About Question-6: the flattening rules. As demonstrated in the overall framework in Figure 2 in the paper, we flatten the MSA along the row axis to ensure we can generate the MSA sequentially during inference. Flattening along the column axis is also theoretically reasonable, as the ordering information is bounded by the 2D evolutionary position embedding. However, when generating the MSA sequentially during inference, we would need to reverse the positional IDs along the row side. This differs from the training pattern and could introduce unforeseen errors, which require further investigation.

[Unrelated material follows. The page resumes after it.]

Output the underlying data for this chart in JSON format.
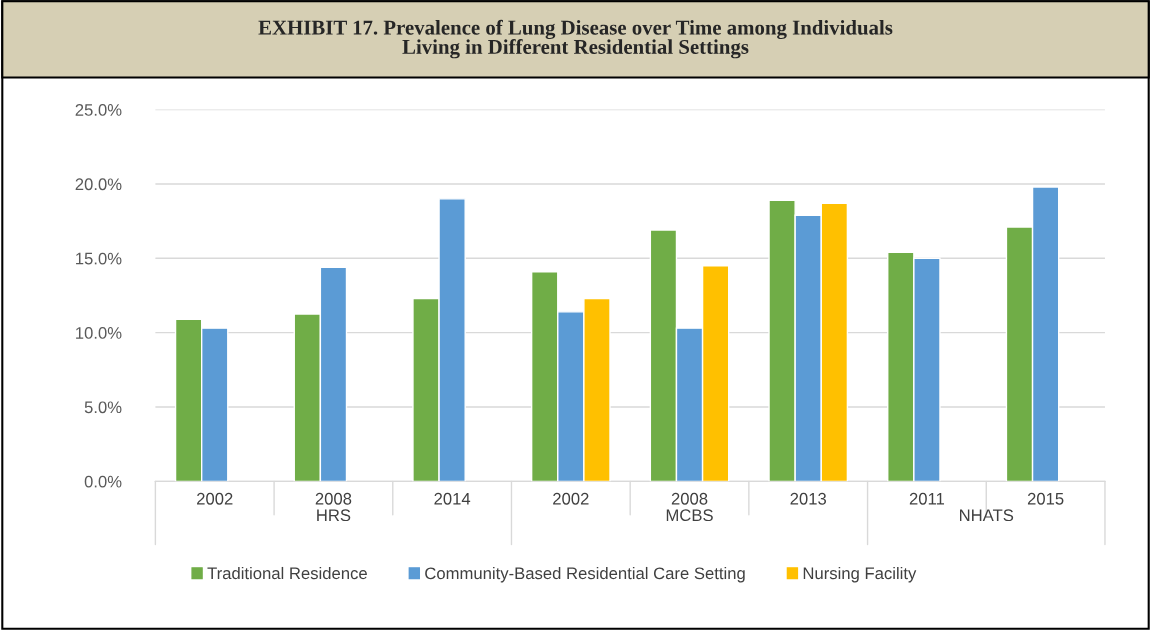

About Question-7: the degenerated cases after DPO. The case studies showing the differences in generated sequences before and after DPO are already presented in Appendix Section G and Figures 11 to 15. Generally, we do not observe significant differences in the generated sequences, except for a few degenerate cases, including generated MSAs that do not match the length of the query sequences or MSAs that contain only gaps or a single type of residue. The proportion of these degenerate MSAs is approximately 6% for DPO-generated MSAs compared to 1% for the base model. To address these degenerate cases, online RLHF like PPO, which directly involves AF2 in the training procedure, may be more effective. However, this approach faces efficiency issues due to the lower inference efficiency of AF2, which needs further investigation.

We guarantee that we will include all experimental results and discussions in the next version of our paper. Your feedback has been invaluable in refining our research. If we've addressed your concerns, we hope you might consider raising your score.